Pope Benedict is talking about public processions down city streets, not just coyly following Father out one door of the church and around to the other, hoping passersby won't notice. They still have them in Europe: I was amazingly privileged to march alongside a cardinal through the streets of Avila in Spain following not the Eucharist but a gorgeously attired and beflowered St Teresa, with thousands of lay and clerics dressed to the nines accompanied by bands, dancers, strings and pipes making a glorious din.

Oh, but this is New Zealand. That's not the Kiwi way. We do things differently here.

Pope Benedict is something of a prophet, obviously. Because in New Zealand, "in the name of a faith that is secularized and no longer in need of sacred signs, Corpus Christi processions" have been "abolished, our spiritual profile" is indeed " 'flattened out' ".

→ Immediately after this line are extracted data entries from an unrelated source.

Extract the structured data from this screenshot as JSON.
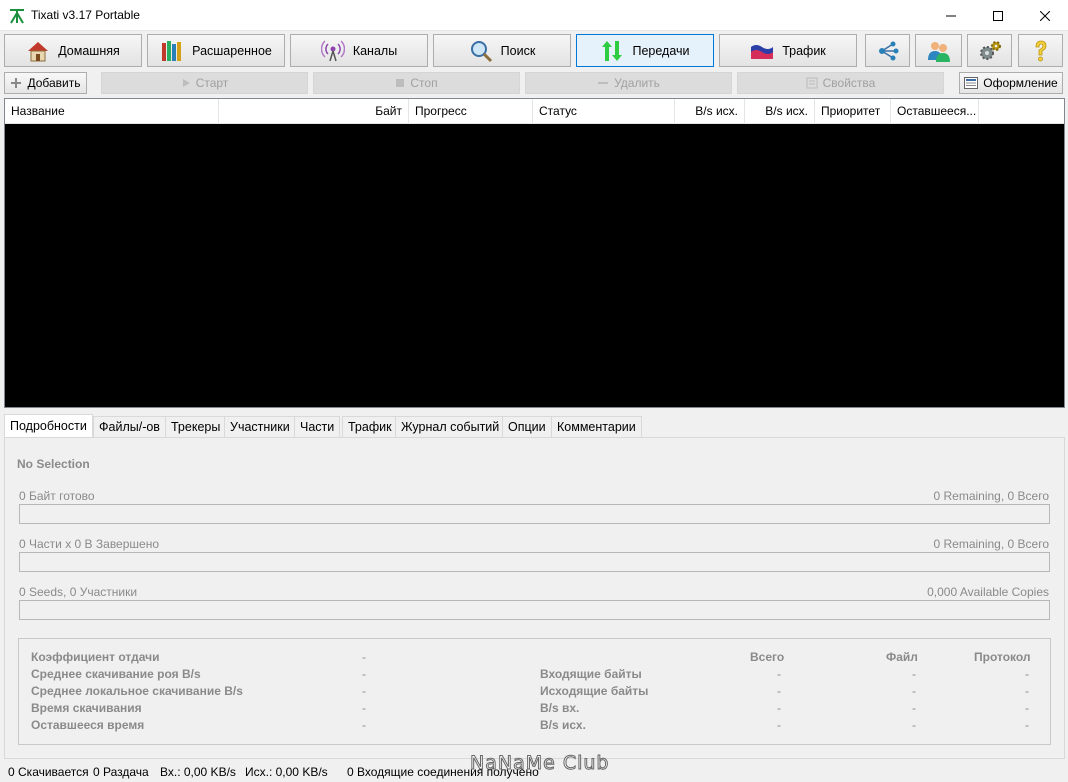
{
  "window": {
    "title": "Tixati v3.17 Portable"
  },
  "main_toolbar": [
    {
      "label": "Домашняя",
      "icon": "home-icon"
    },
    {
      "label": "Расшаренное",
      "icon": "books-icon"
    },
    {
      "label": "Каналы",
      "icon": "channels-icon"
    },
    {
      "label": "Поиск",
      "icon": "magnifier-icon"
    },
    {
      "label": "Передачи",
      "icon": "transfers-arrows-icon",
      "active": true
    },
    {
      "label": "Трафик",
      "icon": "traffic-icon"
    },
    {
      "label": "",
      "icon": "network-icon"
    },
    {
      "label": "",
      "icon": "peers-icon"
    },
    {
      "label": "",
      "icon": "settings-gears-icon"
    },
    {
      "label": "",
      "icon": "help-question-icon"
    }
  ],
  "sub_toolbar": {
    "add": "Добавить",
    "start": "Старт",
    "stop": "Стоп",
    "delete": "Удалить",
    "properties": "Свойства",
    "design": "Оформление"
  },
  "columns": [
    "Название",
    "Байт",
    "Прогресс",
    "Статус",
    "B/s исх.",
    "B/s исх.",
    "Приоритет",
    "Оставшееся..."
  ],
  "tabs": [
    "Подробности",
    "Файлы/-ов",
    "Трекеры",
    "Участники",
    "Части",
    "Трафик",
    "Журнал событий",
    "Опции",
    "Комментарии"
  ],
  "details": {
    "no_selection": "No Selection",
    "bytes_ready": "0 Байт готово",
    "bytes_remaining": "0 Remaining,  0 Всего",
    "pieces": "0 Части  x  0 В Завершено",
    "pieces_remaining": "0 Remaining,  0 Всего",
    "seeds": "0 Seeds, 0 Участники",
    "copies": "0,000 Available Copies"
  },
  "stats": {
    "left_labels": [
      "Коэффициент отдачи",
      "Среднее скачивание роя B/s",
      "Среднее локальное скачивание B/s",
      "Время скачивания",
      "Оставшееся время"
    ],
    "left_values": [
      "-",
      "-",
      "-",
      "-",
      "-"
    ],
    "right_headers": [
      "Всего",
      "Файл",
      "Протокол"
    ],
    "right_labels": [
      "Входящие байты",
      "Исходящие байты",
      "B/s вх.",
      "B/s исх."
    ],
    "dash": "-"
  },
  "status_bar": {
    "downloading": "0 Скачивается",
    "seeding": "0 Раздача",
    "in": "Вх.: 0,00 KB/s",
    "out": "Исх.: 0,00 KB/s",
    "incoming": "0 Входящие соединения получено"
  },
  "watermark": "NaNaMe Club",
  "colors": {
    "accent": "#0078d7",
    "list_background": "#000000",
    "disabled_text": "#a0a0a0",
    "label_gray": "#8a8a8a"
  }
}
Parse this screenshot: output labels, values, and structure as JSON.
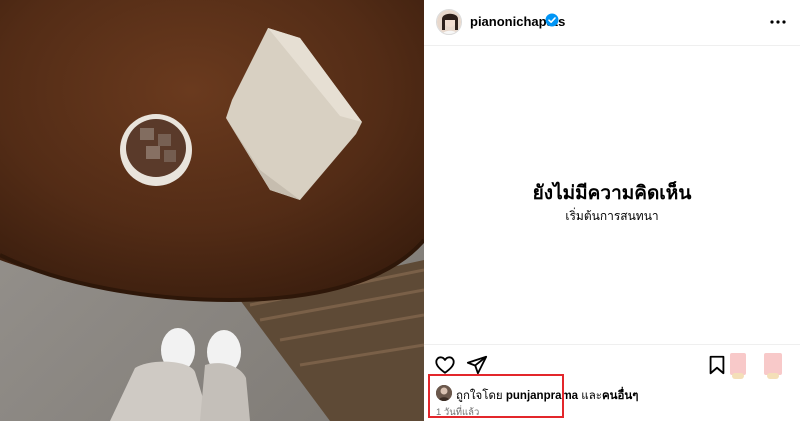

Consequently - and paradoxically, given that "community" is something of an idol in the Church of Nice - our community awareness is weakened. That's why Father thinks he has to keep banging on about it.

Just as a reminder, here's a blast from the past - a brief excerpt from my novel The Age for Love*, ($US2.99 from amazon.com) describing a Christ the King procession at a certain Catholic boarding school in New Zealand, circa 1960:

           "Snowballs, the girls call them. They pick the white globes of blossom in the nuns garden on the only day of the year they're allowed in, the eve of Christ the King. 

Next morning, on their knees down on the green, they pull the petals apart for a floral carpet across the grass for the priest to tread, to the outdoor altar, processing with the monstrance and the St Anthony’s altar boys behind, trampling hosts and chalices, alphas and omegas of rhododendron, camellia and lilac all washed in a tide of viburnum petals, white and shredded like Lux flakes."

But even in 1960, in New Zealand such processions were private affairs. Were we embarrassed to be seen in public following a priest carrying a monstrance? And how much more would we be embarrassed by it now?

Bob Gill: There was no embarrassment the other day in the streets of Portland, Oregon: https://catholicsentinel.org/.../WATCH-Jesus.../2/35/38074

Philippa O'Neill NooĆ²oo... we want more.
Adelie Reid I have twice walked in public processions with the monstrance here in New Zealand and both this century.


I say:
Thanks Adelie. Where was it that you walked in  public processions in NZ?







1 comment:

  1. The police have told me of their willingness to provide uniformed policemen to march in Christ the King processions this year.